Am kommenden Donnerstag, dem 20. Juli, steht als krönender Abschluss der Spielzeit 2016/17 eine neue Vorpremiere am Deutschen Staatstheater auf dem Programm: „Die unglaubliche und traurige Geschichte von der einfältigen Eréndira und ihrer herzlosen Großmutter“ nach Gabriel García Márquez, in der Bühnenfassung und Inszenierung von Yuri Kordonsky. „Die Zuschauer dürfen sich auf eine zweite Begegnung mit einem ganz besonderen Regisseur freuen: Yuri Kordonsky kehrt ans DSTT zurück. Das DSTT ist das einzige Theater in Temeswar und eines der wenigen rumänienweit, wo Kordonsky inszeniert. Er ist ein ganz besonderer Künstler, weil er stets auf der Suche ist“, verrät Lucian Vărşăndan, der selbst gespannt ist, was diese Suche im Falle eines Künstlers ergeben wird, der sehr viel realistisches Theater gemacht hat und der sich jetzt der Traumwelt und der fantastischen Welt aus den Schilderungen des Literaturnobelpreisträgers Gabriel García Márquez hingibt. Ihm zur Seite steht der Bühnenbildner Helmut Stürmer, der die schwierige Pflicht hat, diese Traumwelt von Márquez und Kordonsky für den Zuschauer wahrnehmbar zu machen. Die Kostümbildnerin Ioana Popescu ist nicht nur für das Kostümbild zuständig, sondern auch für die Live-Zeichnungen in Sand mit entsprechender Video-Projektion ihrer Kunst, die bei jeder Aufführung vor Ort entsteht.

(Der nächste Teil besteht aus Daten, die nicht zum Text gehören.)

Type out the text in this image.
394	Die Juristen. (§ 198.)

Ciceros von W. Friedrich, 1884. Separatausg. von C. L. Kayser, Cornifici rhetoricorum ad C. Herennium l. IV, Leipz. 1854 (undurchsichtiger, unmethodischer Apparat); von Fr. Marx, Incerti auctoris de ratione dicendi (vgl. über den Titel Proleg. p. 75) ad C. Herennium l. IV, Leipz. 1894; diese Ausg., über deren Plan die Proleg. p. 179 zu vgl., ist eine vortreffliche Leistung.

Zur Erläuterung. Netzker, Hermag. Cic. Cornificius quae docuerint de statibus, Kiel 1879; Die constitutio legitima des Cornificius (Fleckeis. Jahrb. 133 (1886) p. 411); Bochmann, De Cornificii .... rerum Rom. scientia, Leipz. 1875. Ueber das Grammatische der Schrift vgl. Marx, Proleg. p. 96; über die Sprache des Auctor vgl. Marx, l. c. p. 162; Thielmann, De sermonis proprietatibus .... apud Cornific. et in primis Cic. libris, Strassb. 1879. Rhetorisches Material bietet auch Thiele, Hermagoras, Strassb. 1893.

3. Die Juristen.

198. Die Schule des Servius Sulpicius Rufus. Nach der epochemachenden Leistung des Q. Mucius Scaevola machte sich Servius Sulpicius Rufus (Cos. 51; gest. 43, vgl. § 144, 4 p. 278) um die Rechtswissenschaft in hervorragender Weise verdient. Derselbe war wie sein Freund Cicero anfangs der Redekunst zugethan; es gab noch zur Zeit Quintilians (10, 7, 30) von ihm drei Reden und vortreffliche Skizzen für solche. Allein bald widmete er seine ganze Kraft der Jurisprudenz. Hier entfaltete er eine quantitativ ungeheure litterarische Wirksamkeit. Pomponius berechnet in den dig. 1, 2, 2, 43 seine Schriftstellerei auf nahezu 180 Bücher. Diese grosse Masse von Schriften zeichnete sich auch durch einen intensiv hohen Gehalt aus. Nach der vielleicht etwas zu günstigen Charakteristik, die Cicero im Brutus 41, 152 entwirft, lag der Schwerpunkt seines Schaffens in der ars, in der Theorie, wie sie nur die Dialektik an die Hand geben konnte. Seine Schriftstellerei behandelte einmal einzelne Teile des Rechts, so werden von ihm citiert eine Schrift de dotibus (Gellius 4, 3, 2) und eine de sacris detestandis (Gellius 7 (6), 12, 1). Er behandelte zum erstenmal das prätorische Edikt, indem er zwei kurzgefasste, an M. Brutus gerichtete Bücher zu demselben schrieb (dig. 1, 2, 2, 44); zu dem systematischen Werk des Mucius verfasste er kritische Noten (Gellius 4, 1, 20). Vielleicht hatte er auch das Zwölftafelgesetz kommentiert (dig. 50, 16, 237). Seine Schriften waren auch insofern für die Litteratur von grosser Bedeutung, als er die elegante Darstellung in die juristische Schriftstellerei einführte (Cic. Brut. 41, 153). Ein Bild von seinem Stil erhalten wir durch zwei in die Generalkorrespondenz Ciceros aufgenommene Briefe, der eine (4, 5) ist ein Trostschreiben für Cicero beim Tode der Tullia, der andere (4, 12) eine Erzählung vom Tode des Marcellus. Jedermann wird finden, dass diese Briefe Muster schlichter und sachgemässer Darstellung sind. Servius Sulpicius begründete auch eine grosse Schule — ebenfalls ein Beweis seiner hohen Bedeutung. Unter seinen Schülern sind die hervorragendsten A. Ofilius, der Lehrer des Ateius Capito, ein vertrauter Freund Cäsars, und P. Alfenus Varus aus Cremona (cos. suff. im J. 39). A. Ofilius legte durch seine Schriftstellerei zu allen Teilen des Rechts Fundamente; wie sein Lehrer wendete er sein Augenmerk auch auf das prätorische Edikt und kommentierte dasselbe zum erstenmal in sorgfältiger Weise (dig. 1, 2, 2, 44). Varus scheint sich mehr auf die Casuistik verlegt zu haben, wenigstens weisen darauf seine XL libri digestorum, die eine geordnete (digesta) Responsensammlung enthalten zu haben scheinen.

In die Hauptrollen schlüpfen beliebte Schauspieler wie Ida Jarcsek-Gaza, Olga Török, Horia Săvescu und Rareş Hontzu. „Der Zuschauer hat viele schöne Argumente, sich von diesem Abend mit der nicht minder bezaubernden Musik des mehrfachen UNITER-Preisträgers Tibor Cári verzaubern zu lassen. Es wird ein Märchen“, verrät Lucian Vărşăndan. Premiere feiert „Die unglaubliche und traurige Geschichte von der einfältigen Eréndira und ihrer herzlosen Großmutter“ am 30. September zu Beginn der Spielzeit 2017/18 am Deutschen Staatstheater Temeswar.